The alleged second gunman has been named in various books and articles and is alive and living outside of the US.


Ellen Liebeler - 11/20/2007

If you'll permit may to say so, I have viewed this Discovery Times documentary on YouTube and I, for one, find it utterly fascinating. I highly recommend it.

My only criticism is that on YouTube the program is broken into eleven parts (making the viewing very labor intensive!). But someone stated in the YouTube comments section that you can see the entire "Conspiracy Test" program intact at the following website:
johnmccarthy90066.tripod.com/sitebuildercontent/sitebuilderfiles/conspiracy_test_rfk.asf

So I just wanted to offer that information to everyone.


Mel D Ayton - 11/20/2007

At Sirhan’s trial DiPierro identified this girl as Valerie Schulte – for more about the ‘mysterious girl’ seen with Sirhan please access this HNN article: http://hnn.us/articles/38496.html

Di Pierro also takes issue with conspiracy writers who insist Sirhan was never close enough to RFK to fire at point blank range.
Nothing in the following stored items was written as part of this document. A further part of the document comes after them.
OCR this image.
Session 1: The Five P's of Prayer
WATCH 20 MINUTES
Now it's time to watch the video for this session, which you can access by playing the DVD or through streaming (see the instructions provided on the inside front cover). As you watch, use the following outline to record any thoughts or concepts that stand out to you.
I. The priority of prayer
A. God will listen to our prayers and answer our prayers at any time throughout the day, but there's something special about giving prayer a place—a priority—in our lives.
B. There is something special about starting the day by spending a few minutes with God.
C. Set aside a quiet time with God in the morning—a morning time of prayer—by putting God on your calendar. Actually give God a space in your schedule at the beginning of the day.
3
DiPierro insists that Sirhan was much closer to Kennedy, with arm extended, and that Kennedy turned, thereby conforming to the autopsy report.


Michael Calder - 11/20/2007

Like Mel Ayton I too have spent a considerable amount of time at the California State Archives in Sacramento, CA. On my last trip I listned to a 4A.M. tape recording of Vince di Pierro being interviewed by homicide detectives of the LAPD. He was a part time waiter and full time student who walked into the pantry with RFK after his speech. As they entered Vince looked down the corridor twenty feet and saw a beautiful, well built girl with her arms around a young man who was standing on a tray rack. They were smiling at each other and when RFK entered the pantry the girl said something to the young man who turned to look at RFK and then dismounted from the tray rack. The young man was Sirhan Sirhan. Vince described the girl to the detectives as, "She was wearing a white dress with - it looked like either black or dark violet polka dots on it and kind of a bively [phonetic] like collar." I always wondered who she was and whatever happened to her.